How I Evaluated This

I spent roughly three weeks researching Personal Capital — now Empower Personal Dashboard — by reviewing the current feature set, reading user experience reports across multiple platforms, and comparing its core capabilities directly against YNAB, Copilot, and Monarch Money. My frame of reference coming out of loan officer work is practical: I’ve seen what happens when people don’t track spending, and I’ve also seen how tool complexity causes abandonment. I cross-referenced the platform’s current feature disclosures against the CFPB’s guidance on financial data aggregation and third-party account access. I haven’t used Personal Capital as my primary tool — my household runs on a manual spreadsheet and YNAB — but I’ve evaluated it seriously as an alternative and tested the dashboard interface to understand what it does and doesn’t do well before writing this.


Marcus’s Verdict

If your financial life has genuine complexity — multiple investment accounts, a retirement fund, a mortgage, and credit cards — and your main goal is seeing your net worth move in one place without paying for it, Personal Capital’s free tier is worth considering. The investment fee analyzer alone has historically been valuable enough to justify the setup time for anyone with a 401(k) they’ve never dug into. For that reader, it earns its place as a dashboard tool even if you supplement it with something else for day-to-day budgeting.

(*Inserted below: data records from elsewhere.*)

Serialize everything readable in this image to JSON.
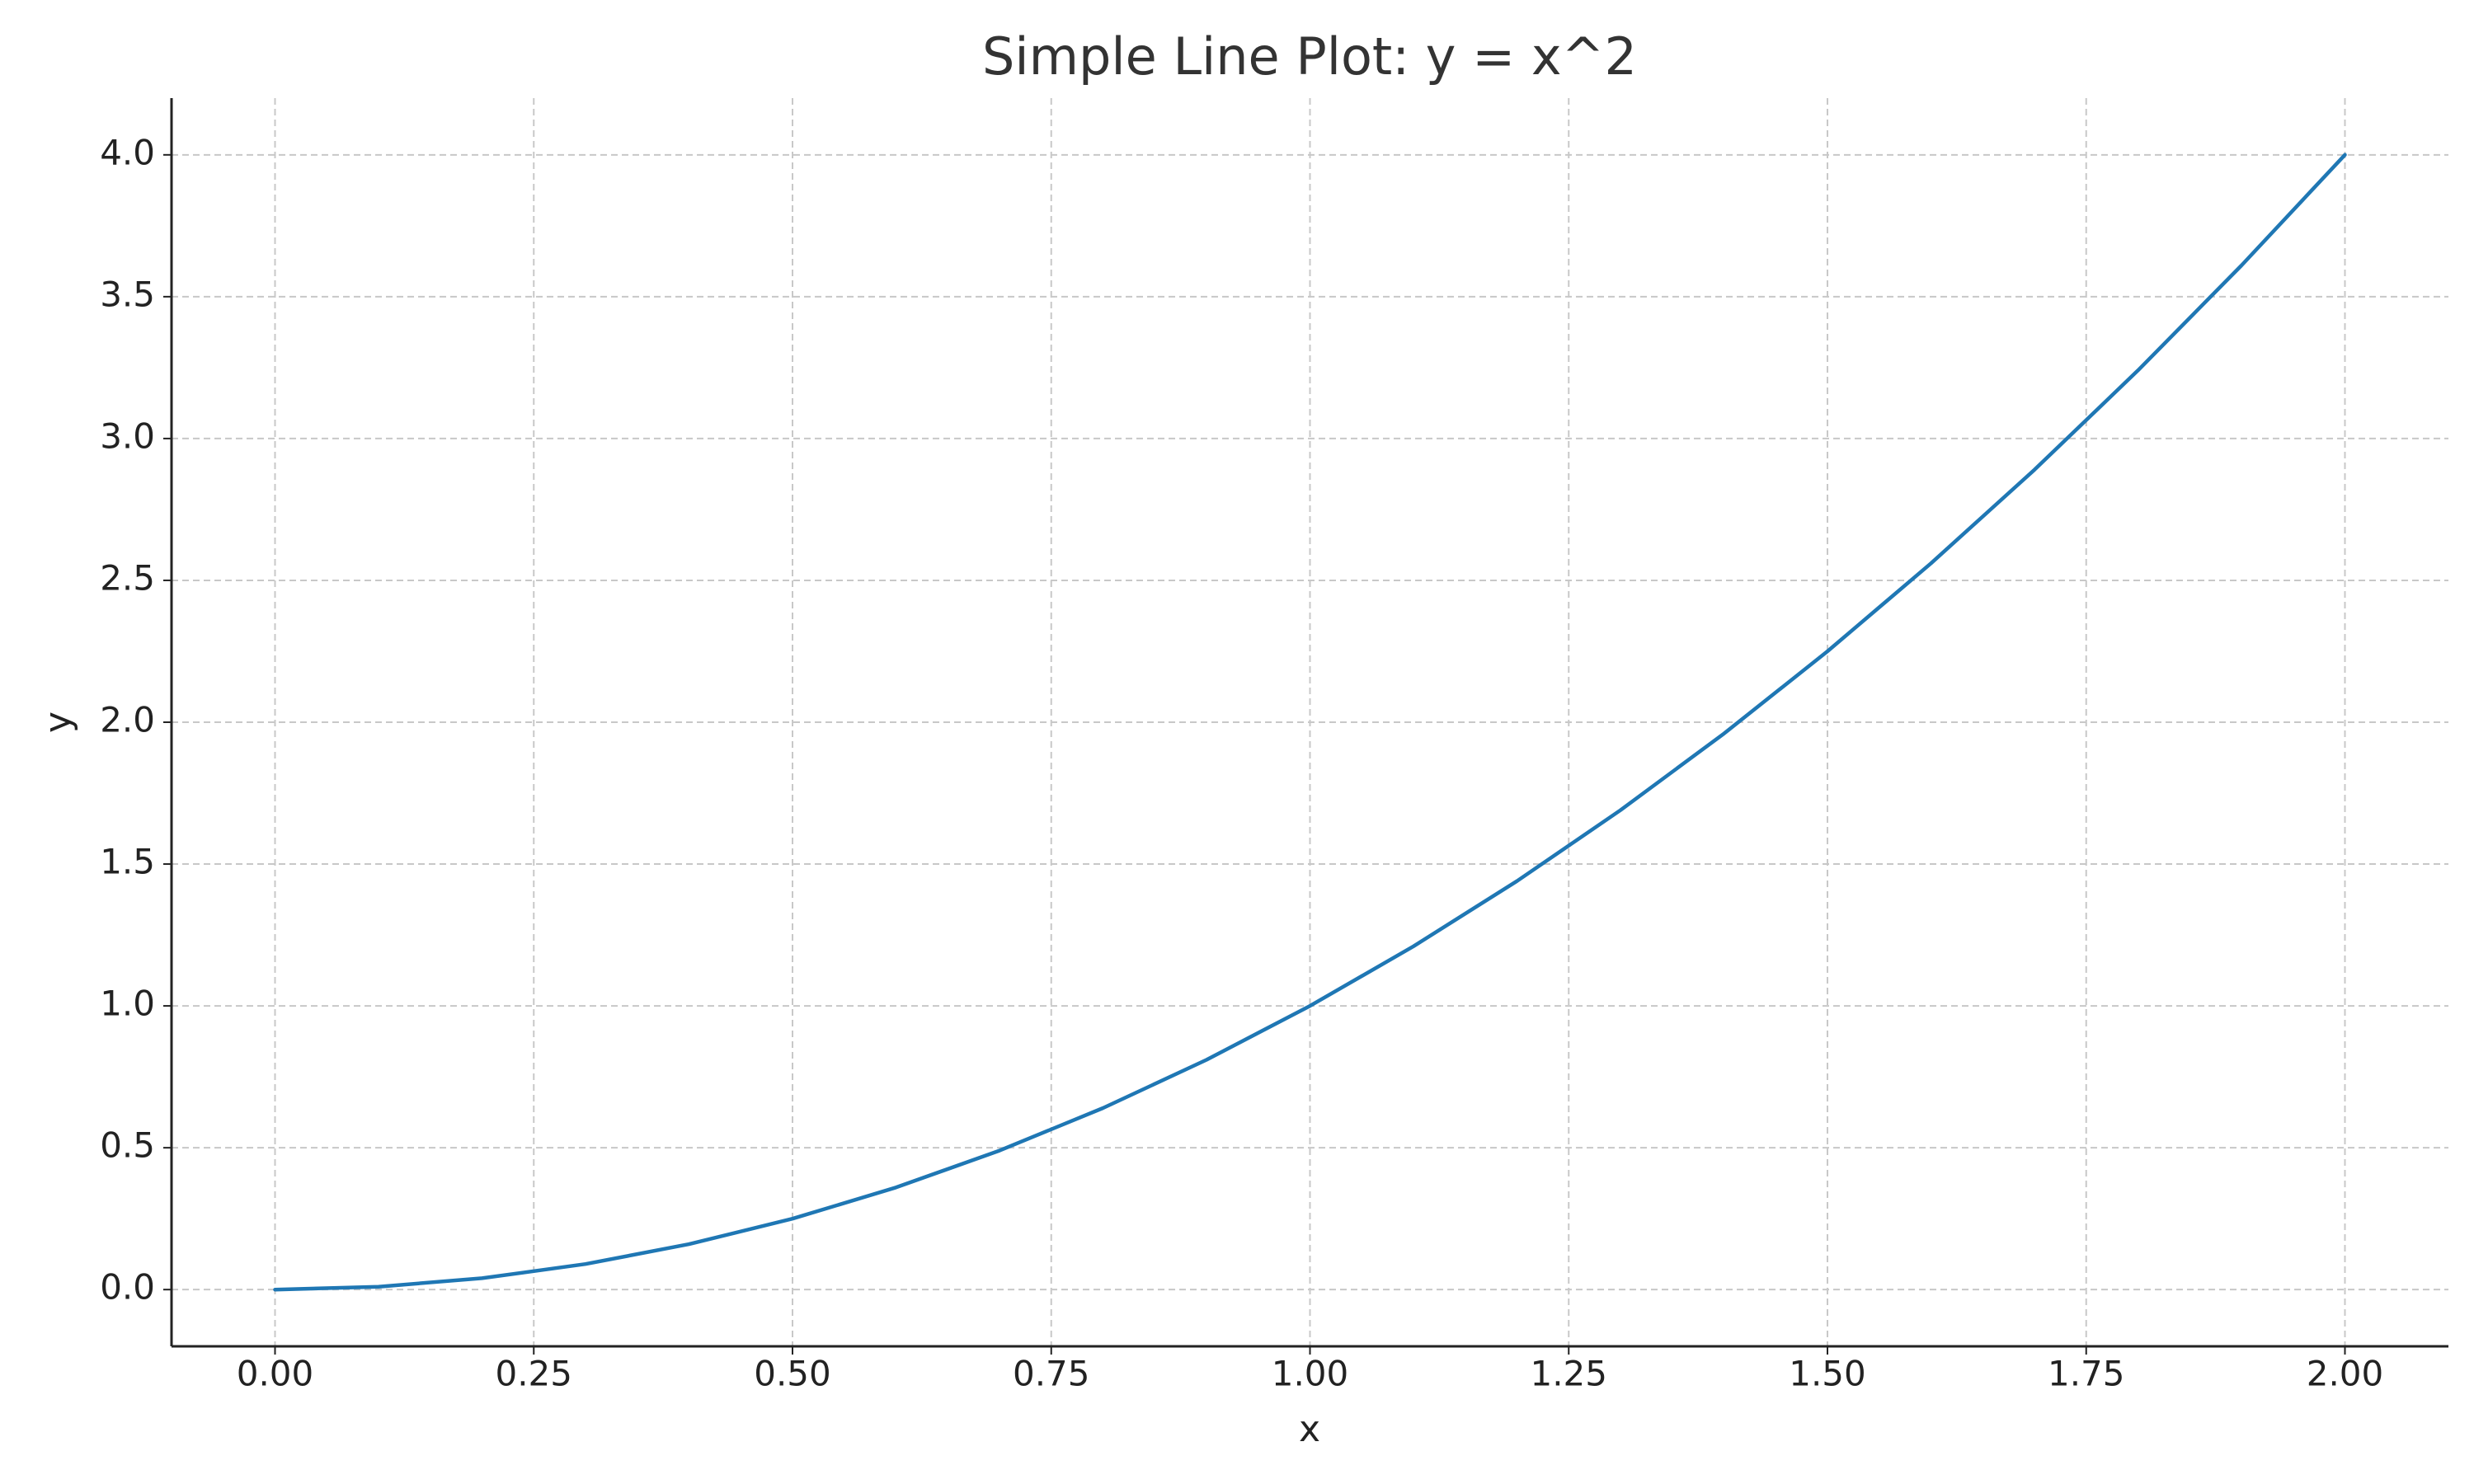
{
  "chart_data": {
    "type": "line",
    "title": "Simple Line Plot: y = x^2",
    "x_label": "x",
    "y_label": "y",
    "x": [
      0,
      0.1,
      0.2,
      0.3,
      0.4,
      0.5,
      0.6,
      0.7,
      0.8,
      0.9,
      1,
      1.1,
      1.2,
      1.3,
      1.4,
      1.5,
      1.6,
      1.7,
      1.8,
      1.9,
      2
    ],
    "values": [
      0,
      0.01,
      0.04,
      0.09,
      0.16,
      0.25,
      0.36,
      0.49,
      0.64,
      0.81,
      1,
      1.21,
      1.44,
      1.69,
      1.96,
      2.25,
      2.56,
      2.89,
      3.24,
      3.61,
      4
    ],
    "color": "#1f77b4",
    "xlim": [
      -0.1,
      2.1
    ],
    "ylim": [
      -0.2,
      4.2
    ],
    "xticks": [
      {
        "value": 0,
        "label": "0.00"
      },
      0.25,
      {
        "value": 0.5,
        "label": "0.50"
      },
      0.75,
      {
        "value": 1,
        "label": "1.00"
      },
      1.25,
      {
        "value": 1.5,
        "label": "1.50"
      },
      1.75,
      {
        "value": 2,
        "label": "2.00"
      }
    ],
    "yticks": [
      {
        "value": 0,
        "label": "0.0"
      },
      0.5,
      {
        "value": 1,
        "label": "1.0"
      },
      1.5,
      {
        "value": 2,
        "label": "2.0"
      },
      2.5,
      {
        "value": 3,
        "label": "3.0"
      },
      3.5,
      {
        "value": 4,
        "label": "4.0"
      }
    ],
    "grid": true
  }
}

Where I’d pump the brakes is if you’re coming to this tool primarily to control spending. That’s not what it was built to do best, and I’ve seen too many people in my own life download an impressive-looking app, get excited by the interface, and then abandon it three weeks later because it didn’t actually change their habits. If your goal is getting your monthly spending under control — especially if you’re carrying debt — I’d honestly point you toward a tool built for that job from the ground up. Growing up working-class in Denver, I didn’t need a net worth tracker in my 20s. I needed to know exactly where every dollar was going. Those are different problems, and the right tool depends on which one you’re actually trying to solve.